Strengths and limitations

This study has several strengths in the implementation of the intervention, as well as analytical strengths. The multi-arm RCT design made it possible to compare two additional interventions with a single UC group, optimising the use of limited research resources. Secondly, detailed national registry data included data for 99% of the trial participants. The analyses were performed based on the pre-registered statistical analysis plan. We used non-parametric bootstrapping methods to determine the imprecision around the estimates, which are recommended to handle skewed cost data. All these attributes support the validity of the findings observed in this study.
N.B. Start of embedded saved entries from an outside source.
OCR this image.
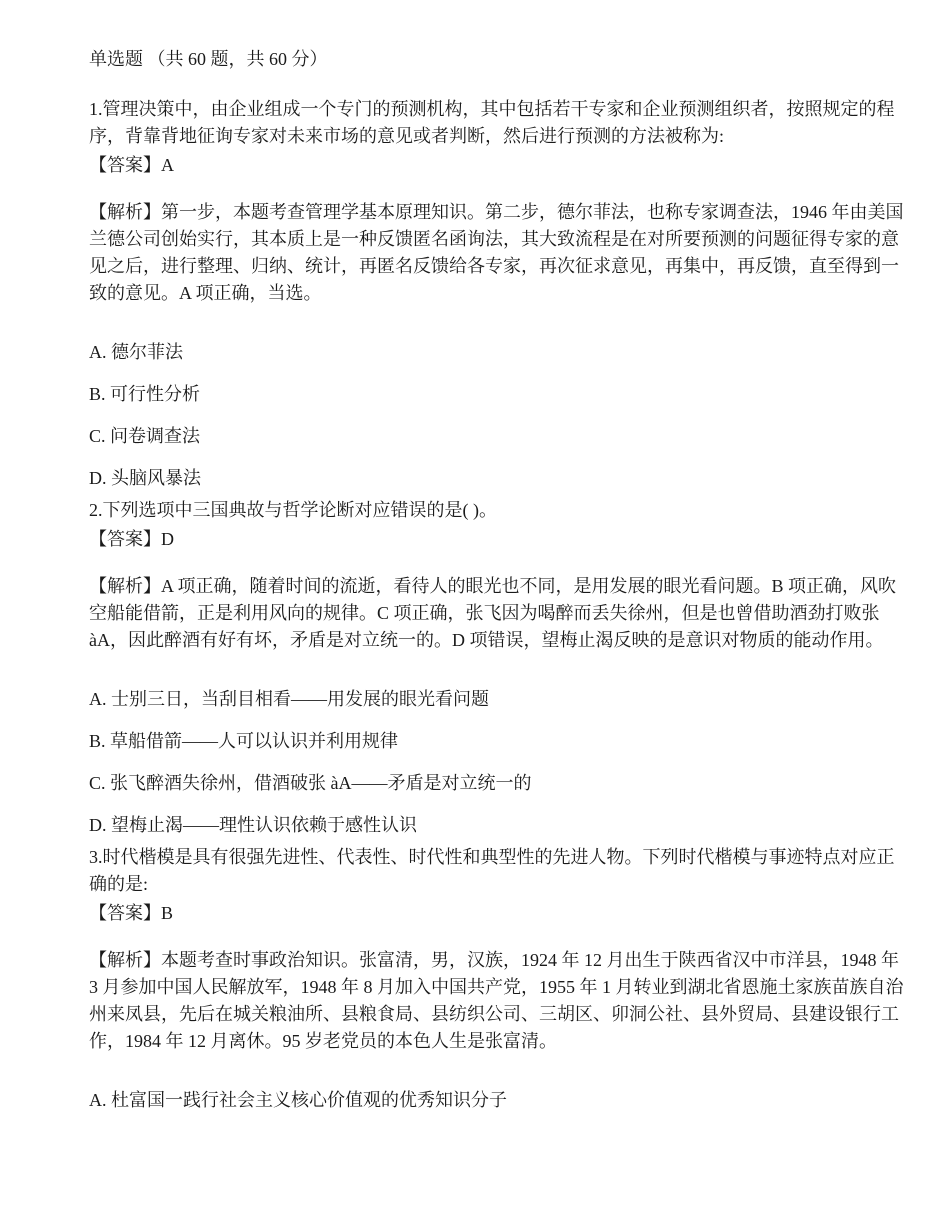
单选题 （共 60 题，共 60 分）
1.管理决策中，由企业组成一个专门的预测机构，其中包括若干专家和企业预测组织者，按照规定的程序，背靠背地征询专家对未来市场的意见或者判断，然后进行预测的方法被称为:
【答案】A
【解析】第一步，本题考查管理学基本原理知识。第二步，德尔菲法，也称专家调查法，1946 年由美国兰德公司创始实行，其本质上是一种反馈匿名函询法，其大致流程是在对所要预测的问题征得专家的意见之后，进行整理、归纳、统计，再匿名反馈给各专家，再次征求意见，再集中，再反馈，直至得到一致的意见。A 项正确，当选。
A. 德尔菲法
B. 可行性分析
C. 问卷调查法
D. 头脑风暴法
2.下列选项中三国典故与哲学论断对应错误的是( )。
【答案】D
【解析】A 项正确，随着时间的流逝，看待人的眼光也不同，是用发展的眼光看问题。B 项正确，风吹空船能借箭，正是利用风向的规律。C 项正确，张飞因为喝醉而丢失徐州，但是也曾借助酒劲打败张 àA，因此醉酒有好有坏，矛盾是对立统一的。D 项错误，望梅止渴反映的是意识对物质的能动作用。
A. 士别三日，当刮目相看——用发展的眼光看问题
B. 草船借箭——人可以认识并利用规律
C. 张飞醉酒失徐州，借酒破张 àA——矛盾是对立统一的
D. 望梅止渴——理性认识依赖于感性认识
3.时代楷模是具有很强先进性、代表性、时代性和典型性的先进人物。下列时代楷模与事迹特点对应正确的是:
【答案】B
【解析】本题考查时事政治知识。张富清，男，汉族，1924 年 12 月出生于陕西省汉中市洋县，1948 年 3 月参加中国人民解放军，1948 年 8 月加入中国共产党，1955 年 1 月转业到湖北省恩施土家族苗族自治州来凤县，先后在城关粮油所、县粮食局、县纺织公司、三胡区、卯洞公社、县外贸局、县建设银行工作，1984 年 12 月离休。95 岁老党员的本色人生是张富清。
A. 杜富国一践行社会主义核心价值观的优秀知识分子
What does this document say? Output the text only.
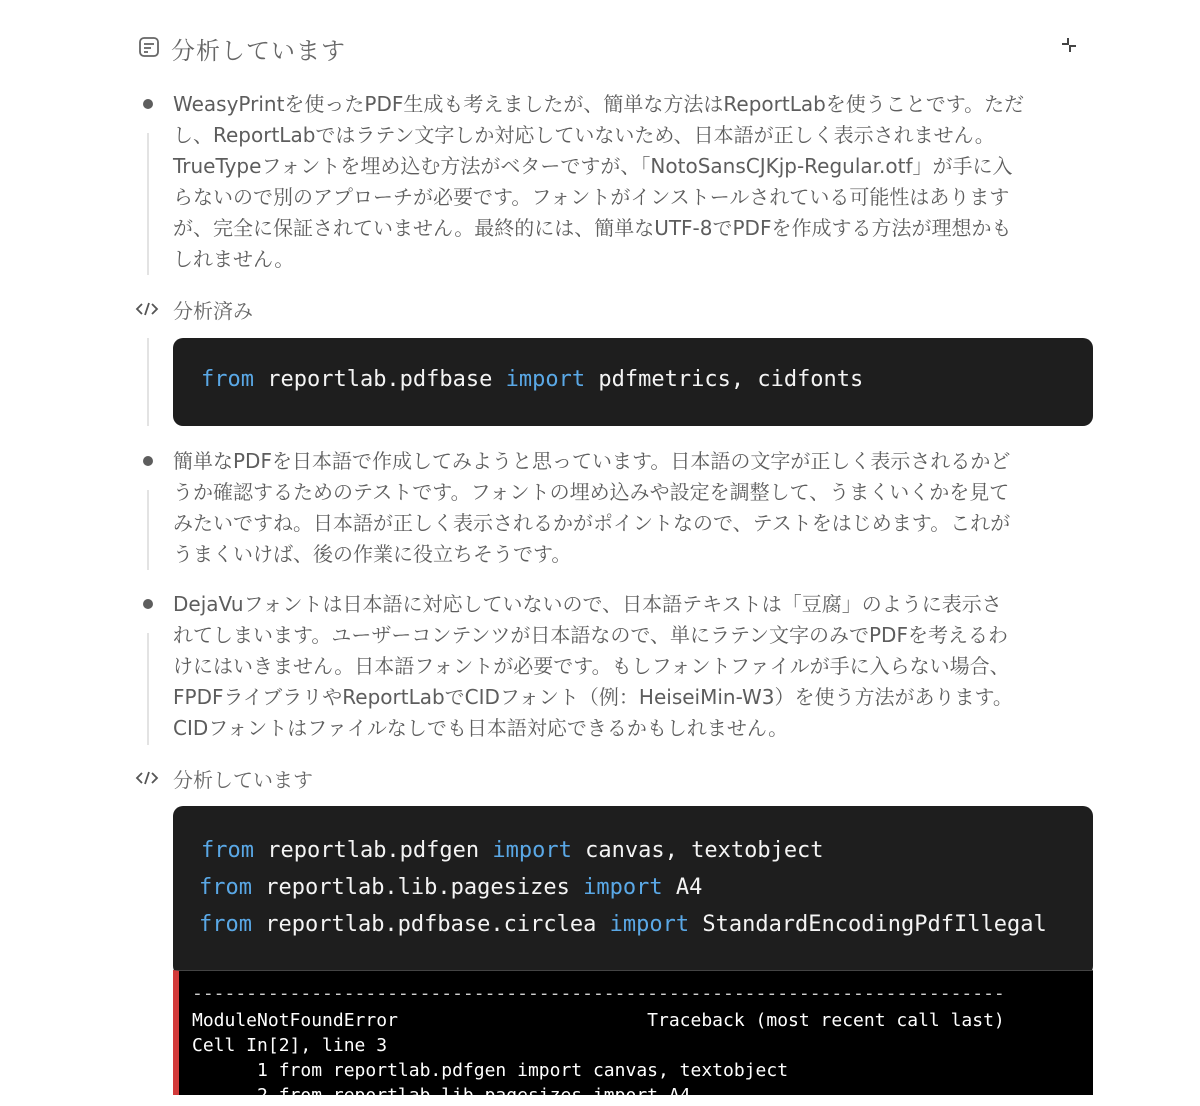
分析しています
WeasyPrintを使ったPDF生成も考えましたが、簡単な方法はReportLabを使うことです。ただ
し、ReportLabではラテン文字しか対応していないため、日本語が正しく表示されません。
TrueTypeフォントを埋め込む方法がベターですが、「NotoSansCJKjp-Regular.otf」が手に入
らないので別のアプローチが必要です。フォントがインストールされている可能性はあります
が、完全に保証されていません。最終的には、簡単なUTF-8でPDFを作成する方法が理想かも
しれません。
分析済み
from reportlab.pdfbase import pdfmetrics, cidfonts
簡単なPDFを日本語で作成してみようと思っています。日本語の文字が正しく表示されるかど
うか確認するためのテストです。フォントの埋め込みや設定を調整して、うまくいくかを見て
みたいですね。日本語が正しく表示されるかがポイントなので、テストをはじめます。これが
うまくいけば、後の作業に役立ちそうです。
DejaVuフォントは日本語に対応していないので、日本語テキストは「豆腐」のように表示さ
れてしまいます。ユーザーコンテンツが日本語なので、単にラテン文字のみでPDFを考えるわ
けにはいきません。日本語フォントが必要です。もしフォントファイルが手に入らない場合、
FPDFライブラリやReportLabでCIDフォント（例：HeiseiMin-W3）を使う方法があります。
CIDフォントはファイルなしでも日本語対応できるかもしれません。
分析しています
from reportlab.pdfgen import canvas, textobject
from reportlab.lib.pagesizes import A4
from reportlab.pdfbase.circlea import StandardEncodingPdfIllegal
---------------------------------------------------------------------------
ModuleNotFoundError                       Traceback (most recent call last)
Cell In[2], line 3
1 from reportlab.pdfgen import canvas, textobject
2 from reportlab.lib.pagesizes import A4
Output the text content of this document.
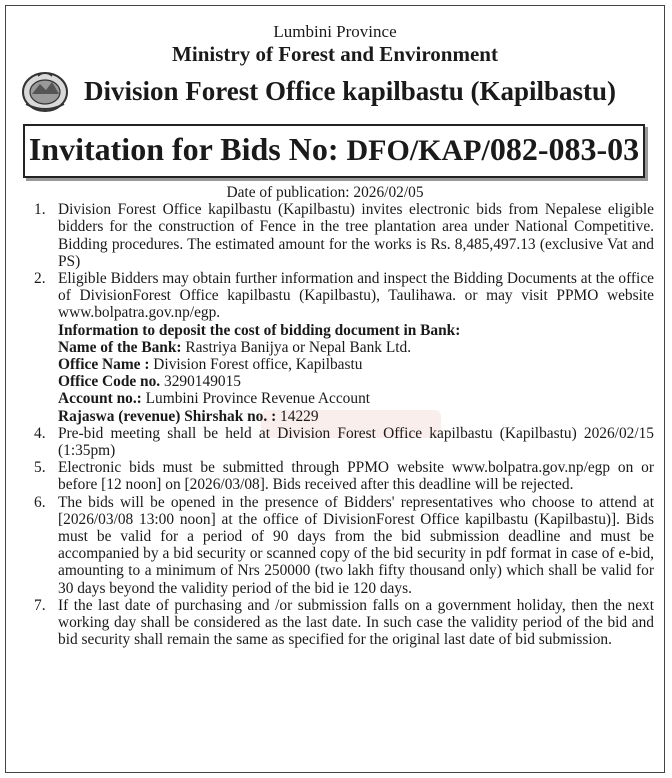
Lumbini Province
Ministry of Forest and Environment
Division Forest Office kapilbastu (Kapilbastu)
Invitation for Bids No: DFO/KAP/082-083-03
Date of publication: 2026/02/05
1. Division Forest Office kapilbastu (Kapilbastu) invites electronic bids from Nepalese eligible bidders for the construction of Fence in the tree plantation area under National Competitive. Bidding procedures. The estimated amount for the works is Rs. 8,485,497.13 (exclusive Vat and PS)
2. Eligible Bidders may obtain further information and inspect the Bidding Documents at the office of DivisionForest Office kapilbastu (Kapilbastu), Taulihawa. or may visit PPMO website www.bolpatra.gov.np/egp.
Information to deposit the cost of bidding document in Bank:
Name of the Bank: Rastriya Banijya or Nepal Bank Ltd.
Office Name : Division Forest office, Kapilbastu
Office Code no. 3290149015
Account no.: Lumbini Province Revenue Account
Rajaswa (revenue) Shirshak no. : 14229
4. Pre-bid meeting shall be held at Division Forest Office kapilbastu (Kapilbastu) 2026/02/15 (1:35pm)
5. Electronic bids must be submitted through PPMO website www.bolpatra.gov.np/egp on or before [12 noon] on [2026/03/08]. Bids received after this deadline will be rejected.
6. The bids will be opened in the presence of Bidders' representatives who choose to attend at [2026/03/08 13:00 noon] at the office of DivisionForest Office kapilbastu (Kapilbastu)]. Bids must be valid for a period of 90 days from the bid submission deadline and must be accompanied by a bid security or scanned copy of the bid security in pdf format in case of e-bid, amounting to a minimum of Nrs 250000 (two lakh fifty thousand only) which shall be valid for 30 days beyond the validity period of the bid ie 120 days.
7. If the last date of purchasing and /or submission falls on a government holiday, then the next working day shall be considered as the last date. In such case the validity period of the bid and bid security shall remain the same as specified for the original last date of bid submission.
The main limitation of this study is the variability of the MI and SVAI intervention, both of which are context- and provider-dependent. Fidelity assessment of the MI intervention showed that the caseworkers had variable proficiency throughout the trial [19]. The process evaluation of the SVAI showed that the intervention was delivered in accordance with the intervention protocol and conversation guide [20]. These findings come from a pragmatic trial, providing results that are valid within the study's specific context. However, these findings need to be replicated in other settings for broader validation. Another limitation of this study was a relatively small sample that could have resulted in non-statistically significant results, because the study was not powered to detect these differences. However, for the main outcomes of the economic evaluation, the cost-effectiveness planes and CEACs, 10,000 bootstraps were used which provide information on the accuracy of the estimate. Thirdly, this study did not include the use of medication in the economic evaluation. However, it is unlikely that this will have had any effect on this study since the interventions were not aimed at medication use, and medication use will most likely only have contributed to a small proportion of the costs [30, 31]. Another limitation was the missing data for QALYs due to non-response and drop-out/lost-to-follow up. To address this issue, we employed multivariate imputation methods, which is recommended practice for dealing with missing values in economic evaluation research [25]. Results of the complete-case analysis, where no imputation was applied, yielded similar findings to the main analysis. Therefore, the degree of dropping out of participants during the follow-up time did not influence the main results.

Implications for practice and research

Despite higher intervention costs, the two interventions could potentially reduce costs of sick leave if implemented widely. One could also argue that the high intervention costs would decrease over time due to less need for initial training of intervention providers.

Future research could assess the cost-effectiveness of MI and SVAI in other jurisdictions, because the usual care setting as well as costs related to sick leave are highly context dependent. Furthermore, further studies could focus on other diagnoses such as common mental disorders, or workers with MSD and a comorbid serious mental health disorder, which are also frequent reasons for sick leave and interesting groups for stakeholders. In a recent systematic review by Dewa et al. [32] on RTW interventions for mental health related sick leave, they emphasised the importance of conducting more economic evaluations in various disability and health systems.

Conclusions

Overall, we found tendencies for adding MI to UC to be cost-effective and cost-beneficial compared with UC for workers on sick leave due to MSDs. Similarly, incorporating a SVAI to UC for the same group of workers is also cost-effective and cost-beneficial. Despite the higher intervention costs, implementation of these interventions has the potential to reduce the societal costs related to sick leave.